The RWA was forced to axe its annual RITA awards ceremony this week after hundreds of authors boycotted it. RWA president Carolyn Jewell and members of the board also quit after disciplining romance writer Courtney Mila, accusing her of an ethics violation for calling passages in Kathryn Lynn Davis’ Somewhere Lies the Moon (Pocket Books) a "racist mess".
That row came on the back of repeated criticism of the organisation for not reflecting more diverse stories and voices, particularly at the RITA awards.
The RWA’s president Damon Suede has now quit just two weeks after taking the position, while executive director Carol Ritter also tendered her resignation following anger from members. In a statement published on its website, the organisation said the past weeks had been “the most painful and tumultuous” in its history.
It said: “While these events stemmed from a recent ethics matter, they have their roots in significant failures of RWA over the course of several years to meaningfully address issues of diversity, equity and inclusion, and deficiencies in our communications and transparency with our membership.”
On 8th January, HarperCollins Canada & Harlequin became the first major publisher to announce it would not attend or sponsor the RWA’s upcoming conference.
In a letter to the RWA, c.e.o. Craig Swinwood said the firm was pulling out because "it is important that all authors feel included, respected and heard".
Avon Books in the US also announced it would not be attending or sponsoring the event.
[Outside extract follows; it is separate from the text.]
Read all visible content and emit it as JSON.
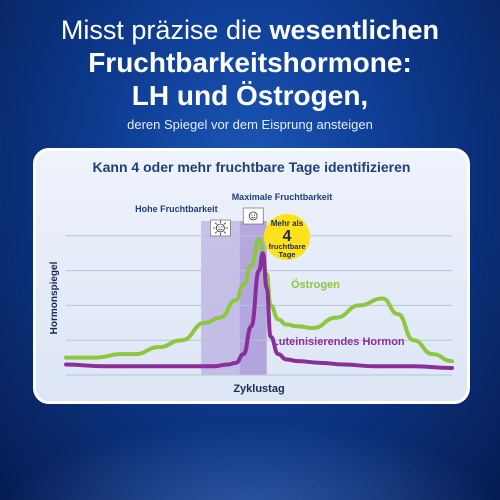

In a tweet, the press said it stood for "support of inclusive publishing".
Other publishers have followed suit including Berkley Romance, Sourcebooks, Kensington and Tule. Kensington c.e.o. Steven Zacharius, wrote in a letter to the RWA: "We are extremely distressed by the recent events concerning RWA and the magnitude of the problems that persist in the organisation.
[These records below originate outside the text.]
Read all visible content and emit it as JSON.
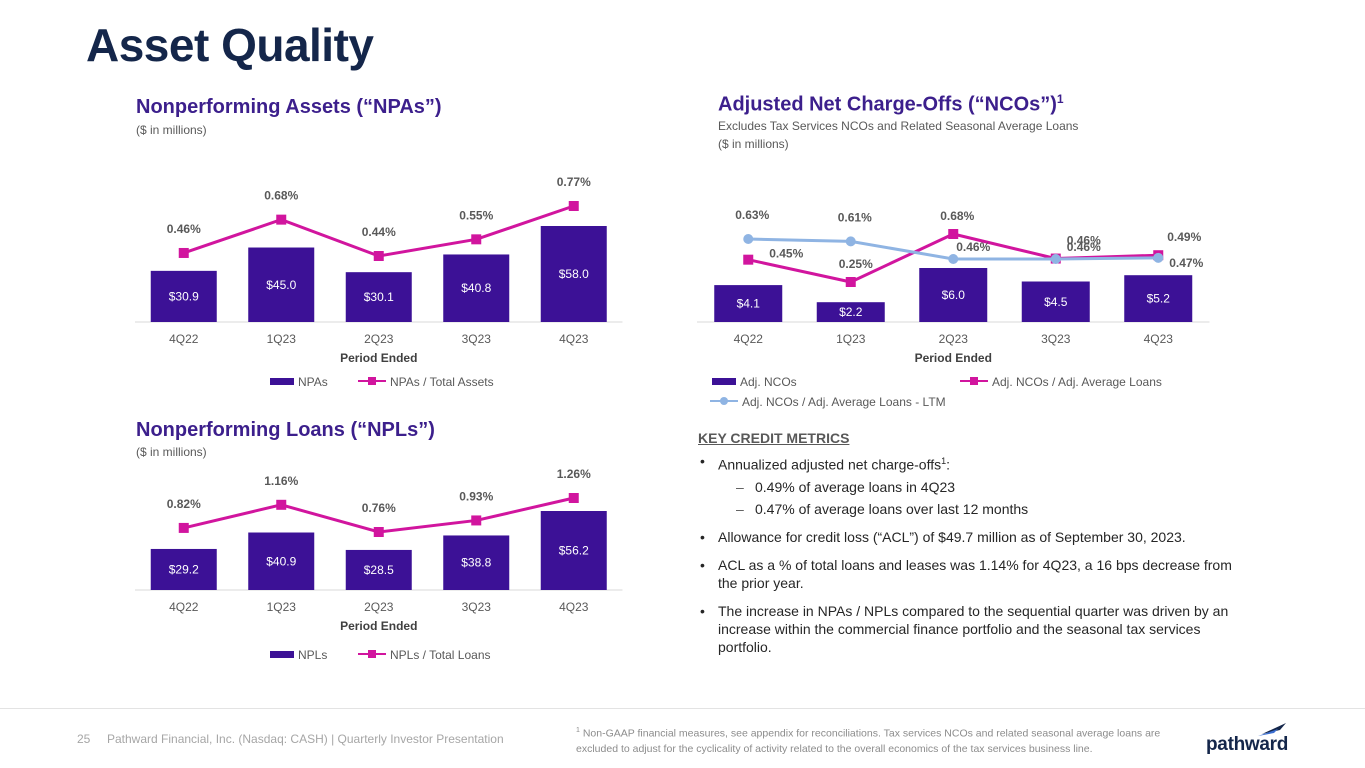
{
  "page": {
    "title": "Asset Quality",
    "page_number": "25",
    "footer": "Pathward Financial, Inc. (Nasdaq: CASH) | Quarterly Investor Presentation",
    "footnote_marker": "1",
    "footnote": "Non-GAAP financial measures, see appendix for reconciliations. Tax services NCOs and related seasonal average loans are excluded to adjust for the cyclicality of activity related to the overall economics of the tax services business line.",
    "logo_text": "pathward"
  },
  "metrics": {
    "title": "KEY CREDIT METRICS",
    "b1": "Annualized adjusted net charge-offs",
    "b1_sup": "1",
    "b1_tail": ":",
    "b1_s1": "0.49% of average loans in 4Q23",
    "b1_s2": "0.47% of average loans over last 12 months",
    "b2": "Allowance for credit loss (“ACL”) of $49.7 million as of September 30, 2023.",
    "b3": "ACL as a % of total loans and leases was 1.14% for 4Q23, a 16 bps decrease from the prior year.",
    "b4": "The increase in NPAs / NPLs compared to the sequential quarter was driven by an increase within the commercial finance portfolio and the seasonal tax services portfolio."
  },
  "chart_data": [
    {
      "id": "npa",
      "type": "bar",
      "title": "Nonperforming Assets (“NPAs”)",
      "subtitle": "($ in millions)",
      "xlabel": "Period Ended",
      "categories": [
        "4Q22",
        "1Q23",
        "2Q23",
        "3Q23",
        "4Q23"
      ],
      "bar_series": {
        "name": "NPAs",
        "values": [
          30.9,
          45.0,
          30.1,
          40.8,
          58.0
        ],
        "labels": [
          "$30.9",
          "$45.0",
          "$30.1",
          "$40.8",
          "$58.0"
        ]
      },
      "line_series": [
        {
          "name": "NPAs / Total Assets",
          "values": [
            0.46,
            0.68,
            0.44,
            0.55,
            0.77
          ],
          "labels": [
            "0.46%",
            "0.68%",
            "0.44%",
            "0.55%",
            "0.77%"
          ]
        }
      ]
    },
    {
      "id": "npl",
      "type": "bar",
      "title": "Nonperforming Loans (“NPLs”)",
      "subtitle": "($ in millions)",
      "xlabel": "Period Ended",
      "categories": [
        "4Q22",
        "1Q23",
        "2Q23",
        "3Q23",
        "4Q23"
      ],
      "bar_series": {
        "name": "NPLs",
        "values": [
          29.2,
          40.9,
          28.5,
          38.8,
          56.2
        ],
        "labels": [
          "$29.2",
          "$40.9",
          "$28.5",
          "$38.8",
          "$56.2"
        ]
      },
      "line_series": [
        {
          "name": "NPLs / Total Loans",
          "values": [
            0.82,
            1.16,
            0.76,
            0.93,
            1.26
          ],
          "labels": [
            "0.82%",
            "1.16%",
            "0.76%",
            "0.93%",
            "1.26%"
          ]
        }
      ]
    },
    {
      "id": "nco",
      "type": "bar",
      "title": "Adjusted Net Charge-Offs (“NCOs”)",
      "title_sup": "1",
      "subtitle": "Excludes Tax Services NCOs and Related Seasonal Average Loans",
      "subtitle2": "($ in millions)",
      "xlabel": "Period Ended",
      "categories": [
        "4Q22",
        "1Q23",
        "2Q23",
        "3Q23",
        "4Q23"
      ],
      "bar_series": {
        "name": "Adj. NCOs",
        "values": [
          4.1,
          2.2,
          6.0,
          4.5,
          5.2
        ],
        "labels": [
          "$4.1",
          "$2.2",
          "$6.0",
          "$4.5",
          "$5.2"
        ]
      },
      "line_series": [
        {
          "name": "Adj. NCOs / Adj. Average Loans",
          "values": [
            0.45,
            0.25,
            0.68,
            0.46,
            0.49
          ],
          "labels": [
            "0.45%",
            "0.25%",
            "0.68%",
            "0.46%",
            "0.49%"
          ]
        },
        {
          "name": "Adj. NCOs / Adj. Average Loans - LTM",
          "values": [
            0.63,
            0.61,
            0.46,
            0.46,
            0.47
          ],
          "labels": [
            "0.63%",
            "0.61%",
            "0.46%",
            "0.46%",
            "0.47%"
          ]
        }
      ]
    }
  ],
  "colors": {
    "bar": "#3c1196",
    "line_pink": "#d1159e",
    "line_blue": "#8fb4e3",
    "title": "#14264a",
    "chart_title": "#3c1f8c"
  }
}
"Kensington continues to be a leading advocate for increased diversity and inclusion in publishing. As an industry, it is clear we have a great deal of work to do. We are committed to supporting our authors, however, we cannot support RWA or the national conference until you are fulfilling your mission to your members."
The RWA said: “We know we have a lot more work to do to restore the trust we have lost – and we are going to do whatever it takes to get there so that we can focus on the mission of this organization: to promote the professional and common business interests of romance writers. Our goal is to ensure the successful future of this association so it can be an even stronger, better and more inclusive professional home and advocate for romance authors.
“We may not always get it right, but we will do our best, we will be honest and transparent, we will own our mistakes, and we will listen to our community. We hope you will join us – collaboratively and productively – in rebuilding an RWA that serves its diverse and talented members well into the future. We believe this community is worth saving.”